Baisho Chieko will receive the Golden Mulberry Award for Lifetime Achievement!

24/03/2023

The famous Japanese actress will be presenting Plan 75, in which she stars, in Udine, together with two cult titles: the first Tora-san film and Where Spring Comes Late.
Plan 75, Mention Spéciale at Cannes, will be released in Italian cinemas on 11 May under the Tucker Film banner.

 

Her filmography is a mile long. Her discography numbers hit after hit. Miyazaki, a great admirer, secretly modelled Sophie Hatter, the main character of Howl's Moving Castle, on her… After Takeshi Kitano, 2022's winner, this year's Far East Film Festival Golden Mulberry Award for Lifetime Achievement will go to Baisho Chieko! The famous Japanese actress and singer will be bringing to FEFF 25 her latest film, Hayakawa Chie's Plan 75, and two films that she has personally selected for the Udine audiences: the very first Tora-san film and Where Spring Comes late.

 

“When I learned that I'd been invited to the Far East Film Festival in Udine and that I would be receiving an award,” says Baisho Chieko, “I said to myself, 'Really? For Plan 75?'. But instead… What a surprise!
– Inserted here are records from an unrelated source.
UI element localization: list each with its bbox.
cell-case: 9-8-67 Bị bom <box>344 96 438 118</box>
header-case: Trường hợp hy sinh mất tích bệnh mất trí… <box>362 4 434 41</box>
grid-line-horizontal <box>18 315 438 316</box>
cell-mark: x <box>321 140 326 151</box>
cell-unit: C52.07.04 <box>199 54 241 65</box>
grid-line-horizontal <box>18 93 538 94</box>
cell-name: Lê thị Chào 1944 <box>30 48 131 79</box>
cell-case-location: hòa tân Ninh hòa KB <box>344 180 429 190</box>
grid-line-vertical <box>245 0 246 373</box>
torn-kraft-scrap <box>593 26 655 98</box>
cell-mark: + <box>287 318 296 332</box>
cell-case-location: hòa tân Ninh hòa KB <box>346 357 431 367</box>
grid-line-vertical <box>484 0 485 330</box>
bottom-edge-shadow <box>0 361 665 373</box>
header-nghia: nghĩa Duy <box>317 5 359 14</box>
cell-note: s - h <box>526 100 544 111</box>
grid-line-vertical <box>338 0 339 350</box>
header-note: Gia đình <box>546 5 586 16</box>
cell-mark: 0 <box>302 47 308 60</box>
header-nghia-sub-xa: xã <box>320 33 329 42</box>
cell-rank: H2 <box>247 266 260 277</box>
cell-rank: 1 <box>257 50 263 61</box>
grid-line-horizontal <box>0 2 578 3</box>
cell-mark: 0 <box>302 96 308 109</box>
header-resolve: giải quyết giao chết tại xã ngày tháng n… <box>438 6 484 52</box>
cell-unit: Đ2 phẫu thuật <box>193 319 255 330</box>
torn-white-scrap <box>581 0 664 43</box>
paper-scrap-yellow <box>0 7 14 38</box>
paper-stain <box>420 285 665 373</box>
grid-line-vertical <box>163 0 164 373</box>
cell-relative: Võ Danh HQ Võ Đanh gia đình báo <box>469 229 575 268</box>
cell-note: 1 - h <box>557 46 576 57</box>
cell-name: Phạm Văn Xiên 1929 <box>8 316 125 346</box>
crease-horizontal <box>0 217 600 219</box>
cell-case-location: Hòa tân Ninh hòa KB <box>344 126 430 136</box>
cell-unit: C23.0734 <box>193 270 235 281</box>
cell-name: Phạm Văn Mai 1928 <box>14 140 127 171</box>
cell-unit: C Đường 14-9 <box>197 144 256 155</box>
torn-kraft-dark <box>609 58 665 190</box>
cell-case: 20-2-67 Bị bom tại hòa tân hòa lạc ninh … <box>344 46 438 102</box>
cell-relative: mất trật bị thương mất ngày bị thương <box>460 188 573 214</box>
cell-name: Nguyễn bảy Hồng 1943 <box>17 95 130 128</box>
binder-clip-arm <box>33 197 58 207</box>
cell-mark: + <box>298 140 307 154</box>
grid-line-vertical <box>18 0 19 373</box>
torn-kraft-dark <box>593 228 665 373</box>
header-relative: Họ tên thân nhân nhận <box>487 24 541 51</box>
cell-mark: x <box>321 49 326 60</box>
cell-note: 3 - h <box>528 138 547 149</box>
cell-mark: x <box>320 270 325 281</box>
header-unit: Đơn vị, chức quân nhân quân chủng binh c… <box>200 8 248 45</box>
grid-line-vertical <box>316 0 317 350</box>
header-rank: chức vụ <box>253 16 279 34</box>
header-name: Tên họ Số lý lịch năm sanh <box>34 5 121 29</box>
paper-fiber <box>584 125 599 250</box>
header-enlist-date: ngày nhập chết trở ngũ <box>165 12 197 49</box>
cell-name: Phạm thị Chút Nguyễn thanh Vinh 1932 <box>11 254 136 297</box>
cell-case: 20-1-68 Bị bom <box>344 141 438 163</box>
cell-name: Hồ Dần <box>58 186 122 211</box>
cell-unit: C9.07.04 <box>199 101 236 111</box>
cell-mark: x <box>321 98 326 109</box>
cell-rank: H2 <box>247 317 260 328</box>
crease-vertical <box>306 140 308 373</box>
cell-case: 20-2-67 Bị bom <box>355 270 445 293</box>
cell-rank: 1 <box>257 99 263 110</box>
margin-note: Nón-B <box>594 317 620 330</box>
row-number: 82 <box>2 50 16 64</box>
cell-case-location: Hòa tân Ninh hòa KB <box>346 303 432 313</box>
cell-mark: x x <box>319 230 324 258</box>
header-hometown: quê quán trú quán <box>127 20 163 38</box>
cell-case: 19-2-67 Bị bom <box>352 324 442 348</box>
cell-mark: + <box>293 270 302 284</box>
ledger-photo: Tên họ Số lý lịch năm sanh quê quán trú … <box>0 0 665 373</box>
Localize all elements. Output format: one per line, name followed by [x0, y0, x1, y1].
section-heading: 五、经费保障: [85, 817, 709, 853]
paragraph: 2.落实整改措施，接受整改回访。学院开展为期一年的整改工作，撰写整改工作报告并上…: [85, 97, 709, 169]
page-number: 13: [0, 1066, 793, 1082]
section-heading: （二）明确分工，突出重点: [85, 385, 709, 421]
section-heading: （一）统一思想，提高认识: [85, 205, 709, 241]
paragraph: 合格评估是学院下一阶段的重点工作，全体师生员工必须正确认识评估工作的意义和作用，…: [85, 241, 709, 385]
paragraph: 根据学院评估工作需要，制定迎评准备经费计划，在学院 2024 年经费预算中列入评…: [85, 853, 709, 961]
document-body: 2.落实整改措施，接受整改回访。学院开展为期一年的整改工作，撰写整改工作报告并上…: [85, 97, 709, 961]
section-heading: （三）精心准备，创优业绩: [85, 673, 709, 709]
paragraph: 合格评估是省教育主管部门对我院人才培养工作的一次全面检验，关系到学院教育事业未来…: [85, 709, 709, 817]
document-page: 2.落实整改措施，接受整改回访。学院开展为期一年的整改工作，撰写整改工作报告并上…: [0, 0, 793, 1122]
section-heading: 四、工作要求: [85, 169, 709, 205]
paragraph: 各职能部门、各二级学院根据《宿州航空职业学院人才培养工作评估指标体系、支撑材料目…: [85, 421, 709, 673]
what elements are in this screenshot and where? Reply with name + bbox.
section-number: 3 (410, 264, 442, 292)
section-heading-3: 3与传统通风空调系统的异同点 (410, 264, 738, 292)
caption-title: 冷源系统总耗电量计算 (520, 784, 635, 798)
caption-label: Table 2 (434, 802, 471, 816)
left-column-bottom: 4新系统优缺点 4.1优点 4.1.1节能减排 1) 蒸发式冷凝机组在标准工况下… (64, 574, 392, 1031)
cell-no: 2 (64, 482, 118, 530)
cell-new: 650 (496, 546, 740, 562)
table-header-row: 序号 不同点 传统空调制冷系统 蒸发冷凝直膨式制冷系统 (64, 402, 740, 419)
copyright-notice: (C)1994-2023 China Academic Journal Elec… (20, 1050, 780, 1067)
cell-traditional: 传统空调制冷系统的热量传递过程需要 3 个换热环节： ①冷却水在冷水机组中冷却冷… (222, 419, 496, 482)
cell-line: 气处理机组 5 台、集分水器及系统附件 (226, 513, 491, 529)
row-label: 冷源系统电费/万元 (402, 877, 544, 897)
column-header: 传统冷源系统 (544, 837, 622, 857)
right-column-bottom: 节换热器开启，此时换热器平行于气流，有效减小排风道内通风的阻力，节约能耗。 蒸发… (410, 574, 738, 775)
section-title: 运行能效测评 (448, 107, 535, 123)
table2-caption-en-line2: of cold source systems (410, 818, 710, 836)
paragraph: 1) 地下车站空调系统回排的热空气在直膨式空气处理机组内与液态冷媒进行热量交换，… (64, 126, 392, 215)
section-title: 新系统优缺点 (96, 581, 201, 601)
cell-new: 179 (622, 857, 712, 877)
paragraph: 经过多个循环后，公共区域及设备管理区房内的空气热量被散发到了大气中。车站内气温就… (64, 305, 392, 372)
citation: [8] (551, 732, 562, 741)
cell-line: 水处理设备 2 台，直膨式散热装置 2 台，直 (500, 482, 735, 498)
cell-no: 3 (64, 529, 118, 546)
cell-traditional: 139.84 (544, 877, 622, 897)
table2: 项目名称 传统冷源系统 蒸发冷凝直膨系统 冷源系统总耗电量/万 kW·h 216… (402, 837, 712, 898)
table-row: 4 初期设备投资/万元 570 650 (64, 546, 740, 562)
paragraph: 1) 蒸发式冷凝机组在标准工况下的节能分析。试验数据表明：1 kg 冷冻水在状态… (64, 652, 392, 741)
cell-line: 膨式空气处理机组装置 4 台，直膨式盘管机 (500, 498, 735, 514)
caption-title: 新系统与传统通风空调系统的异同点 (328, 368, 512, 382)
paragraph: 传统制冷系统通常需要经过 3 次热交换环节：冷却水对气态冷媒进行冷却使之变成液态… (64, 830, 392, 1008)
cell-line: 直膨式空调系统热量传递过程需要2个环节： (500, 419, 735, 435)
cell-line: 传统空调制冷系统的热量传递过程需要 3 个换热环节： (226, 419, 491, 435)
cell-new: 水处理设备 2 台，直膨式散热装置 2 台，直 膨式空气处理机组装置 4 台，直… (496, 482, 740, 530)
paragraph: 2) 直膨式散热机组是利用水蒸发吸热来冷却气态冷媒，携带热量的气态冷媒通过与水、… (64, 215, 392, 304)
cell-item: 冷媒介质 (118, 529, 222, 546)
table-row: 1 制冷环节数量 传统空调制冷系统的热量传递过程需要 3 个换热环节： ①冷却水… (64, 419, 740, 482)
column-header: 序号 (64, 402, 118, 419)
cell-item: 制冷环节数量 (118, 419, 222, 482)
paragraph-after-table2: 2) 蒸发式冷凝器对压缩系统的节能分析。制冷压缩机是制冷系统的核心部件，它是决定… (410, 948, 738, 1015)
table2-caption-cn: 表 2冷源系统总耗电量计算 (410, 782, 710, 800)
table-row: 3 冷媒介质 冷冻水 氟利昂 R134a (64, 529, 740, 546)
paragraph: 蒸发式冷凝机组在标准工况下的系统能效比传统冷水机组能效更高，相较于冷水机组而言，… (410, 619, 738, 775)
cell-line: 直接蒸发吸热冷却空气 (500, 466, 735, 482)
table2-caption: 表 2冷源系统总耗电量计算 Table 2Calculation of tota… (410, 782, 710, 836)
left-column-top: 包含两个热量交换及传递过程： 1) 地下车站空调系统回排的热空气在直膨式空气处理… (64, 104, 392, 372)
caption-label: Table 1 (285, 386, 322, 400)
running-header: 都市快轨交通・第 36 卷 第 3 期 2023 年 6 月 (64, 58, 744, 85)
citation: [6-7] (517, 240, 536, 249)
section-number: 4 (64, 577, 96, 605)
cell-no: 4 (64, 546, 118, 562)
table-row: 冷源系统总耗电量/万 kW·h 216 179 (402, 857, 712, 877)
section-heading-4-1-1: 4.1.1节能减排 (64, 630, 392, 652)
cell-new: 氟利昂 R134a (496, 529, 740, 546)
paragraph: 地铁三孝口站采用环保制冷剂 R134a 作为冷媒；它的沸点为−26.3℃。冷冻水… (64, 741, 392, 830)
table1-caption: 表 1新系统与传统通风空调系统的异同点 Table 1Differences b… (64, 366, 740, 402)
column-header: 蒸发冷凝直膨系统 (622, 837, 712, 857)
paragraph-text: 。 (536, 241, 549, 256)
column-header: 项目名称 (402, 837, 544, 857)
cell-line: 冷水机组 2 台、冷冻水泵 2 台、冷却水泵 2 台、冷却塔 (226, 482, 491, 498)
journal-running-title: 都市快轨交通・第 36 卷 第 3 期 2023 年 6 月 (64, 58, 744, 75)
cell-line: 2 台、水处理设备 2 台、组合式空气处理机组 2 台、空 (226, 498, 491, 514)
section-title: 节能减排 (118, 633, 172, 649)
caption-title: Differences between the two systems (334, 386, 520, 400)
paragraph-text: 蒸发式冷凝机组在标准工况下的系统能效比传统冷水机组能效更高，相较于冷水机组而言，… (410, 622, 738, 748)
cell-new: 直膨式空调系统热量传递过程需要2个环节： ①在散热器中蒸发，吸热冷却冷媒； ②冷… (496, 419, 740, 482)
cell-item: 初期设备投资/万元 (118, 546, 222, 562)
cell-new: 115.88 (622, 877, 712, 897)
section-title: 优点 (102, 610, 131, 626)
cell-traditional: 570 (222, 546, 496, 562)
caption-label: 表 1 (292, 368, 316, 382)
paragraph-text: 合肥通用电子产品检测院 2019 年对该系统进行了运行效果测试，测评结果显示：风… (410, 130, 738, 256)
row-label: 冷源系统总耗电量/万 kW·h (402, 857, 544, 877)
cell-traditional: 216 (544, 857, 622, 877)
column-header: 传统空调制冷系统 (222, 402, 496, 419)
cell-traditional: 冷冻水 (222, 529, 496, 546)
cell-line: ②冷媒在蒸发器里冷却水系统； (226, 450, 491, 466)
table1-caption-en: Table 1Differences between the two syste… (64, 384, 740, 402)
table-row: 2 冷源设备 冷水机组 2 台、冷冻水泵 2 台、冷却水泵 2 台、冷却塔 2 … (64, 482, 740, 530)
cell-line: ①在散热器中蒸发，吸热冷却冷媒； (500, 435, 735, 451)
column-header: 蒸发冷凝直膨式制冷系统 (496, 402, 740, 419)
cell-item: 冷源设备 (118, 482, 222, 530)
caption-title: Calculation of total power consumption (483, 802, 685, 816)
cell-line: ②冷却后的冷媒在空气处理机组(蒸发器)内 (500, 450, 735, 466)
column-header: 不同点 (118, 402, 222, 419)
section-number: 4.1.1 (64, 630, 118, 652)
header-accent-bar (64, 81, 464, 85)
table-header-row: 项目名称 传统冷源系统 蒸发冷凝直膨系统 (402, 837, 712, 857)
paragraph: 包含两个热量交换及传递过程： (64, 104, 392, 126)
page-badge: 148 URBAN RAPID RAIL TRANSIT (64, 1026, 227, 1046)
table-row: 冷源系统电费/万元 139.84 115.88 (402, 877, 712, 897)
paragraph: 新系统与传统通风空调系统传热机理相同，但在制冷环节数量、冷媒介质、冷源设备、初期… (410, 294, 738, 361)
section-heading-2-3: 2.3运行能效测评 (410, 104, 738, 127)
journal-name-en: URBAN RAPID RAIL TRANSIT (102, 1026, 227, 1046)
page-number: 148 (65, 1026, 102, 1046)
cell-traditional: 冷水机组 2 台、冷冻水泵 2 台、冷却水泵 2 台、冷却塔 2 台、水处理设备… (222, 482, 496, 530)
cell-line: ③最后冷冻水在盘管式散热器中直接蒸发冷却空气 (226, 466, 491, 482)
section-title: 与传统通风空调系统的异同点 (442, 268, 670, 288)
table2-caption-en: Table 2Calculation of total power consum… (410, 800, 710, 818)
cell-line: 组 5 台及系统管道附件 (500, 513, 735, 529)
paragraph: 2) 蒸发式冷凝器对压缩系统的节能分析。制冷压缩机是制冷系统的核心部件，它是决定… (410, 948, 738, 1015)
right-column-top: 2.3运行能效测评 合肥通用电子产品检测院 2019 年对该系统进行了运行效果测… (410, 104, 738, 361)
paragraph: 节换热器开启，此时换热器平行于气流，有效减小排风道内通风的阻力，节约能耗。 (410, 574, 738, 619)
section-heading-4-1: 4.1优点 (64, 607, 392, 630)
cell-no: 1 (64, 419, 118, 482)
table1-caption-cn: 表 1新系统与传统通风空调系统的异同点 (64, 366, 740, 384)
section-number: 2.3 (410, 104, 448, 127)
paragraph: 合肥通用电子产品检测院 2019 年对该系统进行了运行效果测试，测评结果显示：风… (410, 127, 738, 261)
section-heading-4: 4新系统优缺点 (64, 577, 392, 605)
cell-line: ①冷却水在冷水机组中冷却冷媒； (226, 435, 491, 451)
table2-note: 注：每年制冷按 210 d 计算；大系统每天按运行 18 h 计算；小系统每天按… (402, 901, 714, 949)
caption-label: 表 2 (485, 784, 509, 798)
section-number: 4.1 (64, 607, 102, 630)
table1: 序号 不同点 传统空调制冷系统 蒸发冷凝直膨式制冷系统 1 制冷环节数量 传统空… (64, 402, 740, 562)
The Golden Mulberry Award for Lifetime Achievement celebrates all the work I've done since I entered the world of cinema! I'm really happy that my work as an actress is also appreciated abroad: films are a wonderful thing… I want to sincerely thank all the FEFF staff and, of course, I promise that I'll continue to act with passion and dedication…”

 

Born in 1941, Baisho Chieko is very famous for having played the role of Sakura in dozens of Tora-san films between 1969 and 1995: beloved cult movies that were the result of a long-lasting artistic partnership with director Yamada Yoji. In 1980 she was awarded Best Actress at the Hōchi Film Awards for Haruka naru yama no yobigoe (A Distant Cry of Spring), also directed by Yamada Yoji, and as a very busy voice actress she has often lent her talents to the world of animation, in films like Gundam, Kimba The White Lion and, as we've already mentioned, Howl's Moving Castle.

 

Plan 75, presented at the 75th Cannes Film Festival (Caméra d'Or Mention Spéciale) and at the 40th Turin Film Festival, is the powerful debut film of Japanese director Hayakawa Chie and will be released in Italian cinemas on 11 May with distribution by Tucker Film. A project that, as some of you may remember, the director discussed at the industry sessions of Focus Asia of the 2019 FEFF (as well as presenting the collective film Ten Years Japan).
Japan, tomorrow. A government program, Plan 75, aims to stem what has now become a national emergency: the ageing of the population. On the one hand are the public costs of welfare. On the other, the possibility for the elderly to resort to state euthanasia in exchange for logistical and financial support. Living or dying is no longer an ethical dilemma: it's a matter of bureaucracy. All you need to be is 75 years old…

 

Following Michi, an old woman who is just trying to get by, Hiromu, a programme salesman, and Maria, a Filipino nurse, Hayakawa Chie gracefully and naturally orchestrates a rigorous social drama where dystopia, realism, moral inquiry and civil reflection converge. Plan 75 sees the eternal talent of Baisho Chieko sparkle in the role of Michi: symbol of an old Japan trying to resist the shocks of time and of modernity.